Step 7 - Descriptive Statistics¶
Basic statistics such as mean, standard deviation, min, and max
help us understand the overall distribution and variability of the signal.
print("\nBasic descriptive statistics:")
display(df.describe())
Basic descriptive statistics:
timestamp | value | |
---|---|---|
count | 7501.000000 | 7501.000000 |
mean | 3750.000000 | 84.835175 |
std | 2165.496517 | 10.459530 |
min | 0.000000 | 66.604610 |
25% | 1875.000000 | 75.939180 |
50% | 3750.000000 | 83.328250 |
75% | 5625.000000 | 93.044280 |
max | 7500.000000 | 108.680700 |
Summary of Statistical Characteristics¶
- Count: Confirms full data length (7501 entries)
- Mean: ~84.83 indicates the central tendency
- Std: ~10.46 shows moderate variability
- Min/Max: Range between 66.60 and 108.68 suggests possible outlier zones
- Quartiles: Reveal spread and central concentration
Educational Note: These stats help characterise what ‘normal’ looks like in the signal. Useful later for anomaly thresholds.
Step 8 - Full Time Series Plot¶
This plot allows visual inspection of the signal’s behaviour.
We observe a clear periodic structure with variations in amplitude, which may contain anomalies.
plt.figure(figsize=(14, 6))
plt.plot(df['timestamp'], df['value'], color='steelblue')
plt.title('InternalBleeding14 - Full Time Series')
plt.xlabel('Timestamp')
plt.ylabel('Value')
plt.grid()
plt.show()
Observations and Interpretation¶
The time series shows a consistent cyclic structure, typical of physiological sensor signals.
Key observations:
- Stable periodicity across duration
- Amplitude ranges from ~66 to ~108
- Sharp peaks and troughs may indicate anomalous events
Interpretation:
The signal displays a regular periodic structure with clear oscillations and stable frequency.

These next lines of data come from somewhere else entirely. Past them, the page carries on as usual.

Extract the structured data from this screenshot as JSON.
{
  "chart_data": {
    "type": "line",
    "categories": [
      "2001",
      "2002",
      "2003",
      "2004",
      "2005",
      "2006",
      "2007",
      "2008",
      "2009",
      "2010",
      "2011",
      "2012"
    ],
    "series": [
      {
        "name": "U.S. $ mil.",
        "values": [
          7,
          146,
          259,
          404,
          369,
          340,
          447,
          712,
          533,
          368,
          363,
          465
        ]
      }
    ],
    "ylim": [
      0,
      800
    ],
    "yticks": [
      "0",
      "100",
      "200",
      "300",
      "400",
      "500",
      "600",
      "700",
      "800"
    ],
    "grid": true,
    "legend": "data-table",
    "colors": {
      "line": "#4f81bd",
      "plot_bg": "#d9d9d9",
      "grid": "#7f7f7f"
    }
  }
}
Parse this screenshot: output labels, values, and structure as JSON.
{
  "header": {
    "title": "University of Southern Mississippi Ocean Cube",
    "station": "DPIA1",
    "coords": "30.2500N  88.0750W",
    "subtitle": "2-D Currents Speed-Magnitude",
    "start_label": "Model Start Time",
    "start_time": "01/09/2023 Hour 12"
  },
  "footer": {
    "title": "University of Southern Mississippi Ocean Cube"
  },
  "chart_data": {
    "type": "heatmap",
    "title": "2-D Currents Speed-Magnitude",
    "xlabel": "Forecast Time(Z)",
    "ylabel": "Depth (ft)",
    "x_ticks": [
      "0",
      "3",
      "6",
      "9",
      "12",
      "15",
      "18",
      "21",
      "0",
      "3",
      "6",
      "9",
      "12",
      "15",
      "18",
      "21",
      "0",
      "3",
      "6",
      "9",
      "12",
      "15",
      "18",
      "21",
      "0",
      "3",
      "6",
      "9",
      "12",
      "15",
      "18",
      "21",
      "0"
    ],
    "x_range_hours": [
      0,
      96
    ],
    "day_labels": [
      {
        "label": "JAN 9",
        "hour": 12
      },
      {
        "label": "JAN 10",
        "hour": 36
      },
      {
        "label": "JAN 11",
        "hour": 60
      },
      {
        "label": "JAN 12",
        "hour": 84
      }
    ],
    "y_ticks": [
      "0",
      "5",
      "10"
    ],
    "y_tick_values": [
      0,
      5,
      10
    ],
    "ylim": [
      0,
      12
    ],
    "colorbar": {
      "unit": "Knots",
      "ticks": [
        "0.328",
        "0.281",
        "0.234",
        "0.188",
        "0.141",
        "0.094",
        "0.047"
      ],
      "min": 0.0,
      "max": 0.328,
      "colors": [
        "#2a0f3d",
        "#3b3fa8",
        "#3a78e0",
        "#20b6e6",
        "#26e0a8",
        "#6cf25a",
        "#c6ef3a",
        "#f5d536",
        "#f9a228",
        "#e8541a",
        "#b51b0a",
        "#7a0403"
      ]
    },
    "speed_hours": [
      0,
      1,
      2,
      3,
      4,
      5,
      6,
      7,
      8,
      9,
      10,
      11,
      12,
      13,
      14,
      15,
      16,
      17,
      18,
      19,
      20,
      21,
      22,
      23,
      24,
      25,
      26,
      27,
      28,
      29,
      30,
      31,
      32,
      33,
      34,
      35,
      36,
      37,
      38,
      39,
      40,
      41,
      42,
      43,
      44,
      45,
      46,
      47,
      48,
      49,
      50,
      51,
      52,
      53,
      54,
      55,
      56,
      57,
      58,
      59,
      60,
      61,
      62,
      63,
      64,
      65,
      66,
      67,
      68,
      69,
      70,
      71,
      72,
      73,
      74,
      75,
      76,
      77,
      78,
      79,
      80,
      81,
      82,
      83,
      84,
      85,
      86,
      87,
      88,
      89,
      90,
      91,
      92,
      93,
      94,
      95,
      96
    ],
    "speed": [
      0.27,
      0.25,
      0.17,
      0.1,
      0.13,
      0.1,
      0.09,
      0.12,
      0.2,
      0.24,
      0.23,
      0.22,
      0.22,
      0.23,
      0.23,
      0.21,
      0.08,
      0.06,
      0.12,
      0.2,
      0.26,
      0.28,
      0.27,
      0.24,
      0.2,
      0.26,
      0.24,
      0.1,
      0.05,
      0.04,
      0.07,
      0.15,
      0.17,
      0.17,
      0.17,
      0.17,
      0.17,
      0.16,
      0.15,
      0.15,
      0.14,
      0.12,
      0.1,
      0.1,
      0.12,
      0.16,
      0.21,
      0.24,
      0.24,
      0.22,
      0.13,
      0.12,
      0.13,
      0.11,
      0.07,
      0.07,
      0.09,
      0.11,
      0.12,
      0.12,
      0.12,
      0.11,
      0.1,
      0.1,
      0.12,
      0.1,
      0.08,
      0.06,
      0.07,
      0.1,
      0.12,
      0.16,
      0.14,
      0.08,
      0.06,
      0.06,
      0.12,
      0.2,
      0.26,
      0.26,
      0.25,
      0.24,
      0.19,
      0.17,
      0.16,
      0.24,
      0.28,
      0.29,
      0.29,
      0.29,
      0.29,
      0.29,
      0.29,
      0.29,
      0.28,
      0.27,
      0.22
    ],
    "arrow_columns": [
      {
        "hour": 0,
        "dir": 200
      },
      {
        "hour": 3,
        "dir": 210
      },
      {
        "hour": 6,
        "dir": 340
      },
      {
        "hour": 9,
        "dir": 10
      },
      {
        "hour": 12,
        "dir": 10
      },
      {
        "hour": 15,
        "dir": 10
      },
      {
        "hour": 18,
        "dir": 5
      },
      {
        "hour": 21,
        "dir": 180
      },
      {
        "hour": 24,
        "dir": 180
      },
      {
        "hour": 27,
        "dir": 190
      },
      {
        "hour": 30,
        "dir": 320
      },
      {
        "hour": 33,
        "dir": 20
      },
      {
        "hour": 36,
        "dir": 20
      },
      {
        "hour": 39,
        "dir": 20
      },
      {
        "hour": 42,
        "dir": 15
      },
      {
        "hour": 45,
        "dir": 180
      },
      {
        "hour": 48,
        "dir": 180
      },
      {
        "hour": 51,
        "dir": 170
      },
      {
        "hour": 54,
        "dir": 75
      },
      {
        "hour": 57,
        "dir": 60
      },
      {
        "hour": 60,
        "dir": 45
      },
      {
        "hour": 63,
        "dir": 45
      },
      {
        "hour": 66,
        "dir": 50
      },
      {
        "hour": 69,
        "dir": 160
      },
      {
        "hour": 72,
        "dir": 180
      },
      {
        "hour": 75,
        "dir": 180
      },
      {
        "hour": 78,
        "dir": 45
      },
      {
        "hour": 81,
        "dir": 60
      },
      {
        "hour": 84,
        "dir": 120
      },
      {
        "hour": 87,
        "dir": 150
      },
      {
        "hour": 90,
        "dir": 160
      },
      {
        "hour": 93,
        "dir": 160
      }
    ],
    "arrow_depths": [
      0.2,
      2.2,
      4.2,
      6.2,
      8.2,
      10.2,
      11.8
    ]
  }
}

Amplitude varies between approximately 66 and 108 units, with occasional sharp deviations that may correspond to anomalous events.
Educational Note: This visual step grounds the modeller in the signal’s dynamics before applying any detection algorithms.
Educational Note:¶
These descriptive stats are crucial for understanding normal behaviour and early suspicion of potential anomalies. The full amplitude range suggests physiological fluctuation typical for this benchmark dataset.